Huch, da habe ich doch glatt die letzte Ausgabe der „5 Besten am Donnerstag“ mit dem Thema „Filme aus Deutschland“ verpasst. Dabei habe ich doch gerade erst einen Film aus Deutschland gesehen, der in diese Top Five passen würde. Und deswegen fange ich auch gerade mit diesem an und gehe in der Zeit zurück. Allerdings bleibe ich dabei in den 2020er Jahren, weshalb man hier Juwelen wie Metropolis oder M – eine Stadt sucht einen Mörder vergeblich sucht.
Zwei zu Eins (2024): Basierend auf einer wahren Geschichte, entdecken einige Einwohner Halberstadts im Sommer 1990 in einem streng bewachten Stollen, in den sie heimlich eingedrungen sind, Unmengen von DDR-Geld, das ihrer Meinung nach nichts mehr wert ist. Der Besuch eines Kochtopfvertreters überzeugt sie jedoch vom Gegenteil, denn nun haben sie noch drei Tage Zeit, das vom Staat versteckte Ostgeld in D-Mark umzutauschen und entwickeln dabei einen raffinierten Plan.
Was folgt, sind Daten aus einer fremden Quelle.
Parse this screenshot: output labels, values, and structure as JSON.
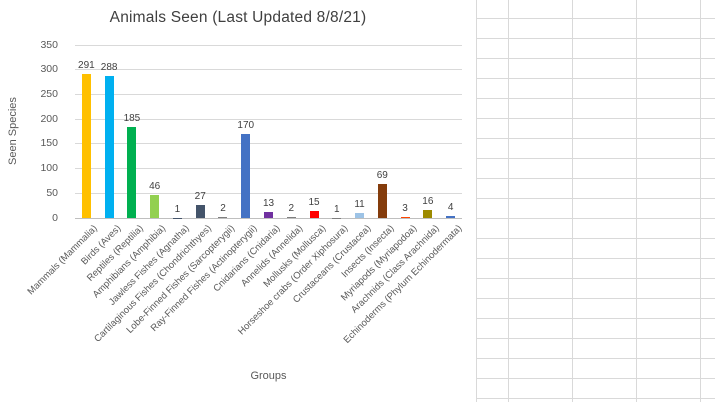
{
  "chart_data": {
    "type": "bar",
    "title": "Animals Seen (Last Updated 8/8/21)",
    "xlabel": "Groups",
    "ylabel": "Seen Species",
    "ylim": [
      0,
      350
    ],
    "ytick_step": 50,
    "grid": true,
    "legend": false,
    "data_labels": true,
    "categories": [
      "Mammals (Mammalia)",
      "Birds (Aves)",
      "Reptiles (Reptilia)",
      "Amphibians (Amphibia)",
      "Jawless Fishes (Agnatha)",
      "Cartilaginous Fishes (Chondrichthyes)",
      "Lobe-Finned Fishes (Sarcopterygii)",
      "Ray-Finned Fishes (Actinopterygii)",
      "Cnidarians (Cnidaria)",
      "Annelids (Annelida)",
      "Mollusks (Mollusca)",
      "Horseshoe crabs (Order Xiphosura)",
      "Crustaceans (Crustacea)",
      "Insects (Insecta)",
      "Myriapods (Myriapodoa)",
      "Arachnids (Class Arachnida)",
      "Echinoderms (Phylum Echinodermata)"
    ],
    "values": [
      291,
      288,
      185,
      46,
      1,
      27,
      2,
      170,
      13,
      2,
      15,
      1,
      11,
      69,
      3,
      16,
      4
    ],
    "bar_colors": [
      "#FFC000",
      "#00B0F0",
      "#00B050",
      "#92D050",
      "#44546A",
      "#44546A",
      "#7F7F7F",
      "#4472C4",
      "#7030A0",
      "#7F7F7F",
      "#FF0000",
      "#7F7F7F",
      "#9DC3E6",
      "#843C0C",
      "#FF4500",
      "#9C8A00",
      "#4472C4"
    ]
  },
  "colors": {
    "chart_gridline": "#D9D9D9",
    "axis_line": "#BFBFBF",
    "title_text": "#3F3F3F",
    "axis_text": "#595959",
    "value_label_text": "#404040",
    "spreadsheet_line": "#D9D9D9",
    "background": "#FFFFFF"
  }
}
Wochenendrebellen (2023): In dieser Verfilmung einer Autobiografie besuchen ein Vater und sein autistischer Sohn Jason als sogenannte Groundhopper verschiedene deutsche Fußballstadien, weil Jason mit dieser Methode seinen Lieblingsverein ermitteln möchte, da er seiner Meinung nach erst einmal alle 56 Profivereine in den ersten drei Ligen kennenlernen muss, um eine vernünftige Wahl zu treffen.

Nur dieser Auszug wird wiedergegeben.